Everyone has secrets, things that they don't want the world to know. All you have to do is find out what those secrets are. Some secrets can destroy you, some secrets can set you free. The secret in All the King's Men is that even though you begin the novel thinking the story is about Willie Stark and the use and abuse of power, by the time you get to the end you know it's actually Jack Burden's story and the secrets he uncovers about his own life.

All the King's Men was made into a 1949 film starring Broderick Crawford as Willie Stark. I have not seen the film, but based on the synopsis provided by Wikipedia, the plot line of the film deviated considerably from the narrative of the book. It won Academy Awards for Best Picture, Best Actor, and Best Actress. A 2006 version starring Sean Penn apparently followed the novel much more faithfully but flopped with the critics and the public. It more than broke even at the box office, but not by much. Although a few critics praised it, the overall consensus was that it was "agonizingly dull" and "strangely lifeless." Both are available as DVDs through Netflix; maybe if they show up as streamable movies I'll try watching one or the other.

How would I rate this book? On a scale of 1 to 10, it gets an 11. I loved the wordsmithing, the long, convoluted sentences that rolled on and on, the imagery ("the bone-white road, straight as a string and smooth as glass and glittering and wavering in the heat and humming under the tires like a plucked nerve"), the narrative threads and subplots twisting and coiling and turning back on themselves as one secret unfolded to reveal another. The Willie Stark story line is a straight forward one -- power corrupts and karma's a bitch -- but the structure Penn Warren built around it is remarkably complex.

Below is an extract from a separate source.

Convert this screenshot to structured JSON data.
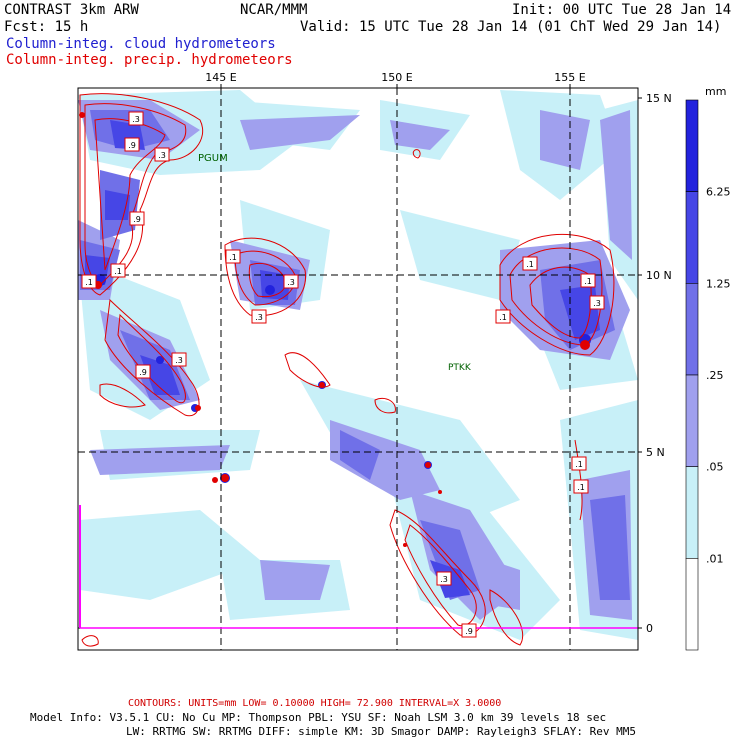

Next up on the list? Tales of the South Pacific, which I know I've read before but am feeling the urge to re-read. 

1 comment:

  1. Haven't read it but it is now on my list. Having been raised in Mississippi I am well familiar with the Long dynasty. Earl Long (affectionately known and Uncle Earl by the voters of Louisiana)was one of the most colorful southern politicians ever to hold sway in the south. Three time governor and political brawler - the true epitome of southern politics in the early part of the 20th century.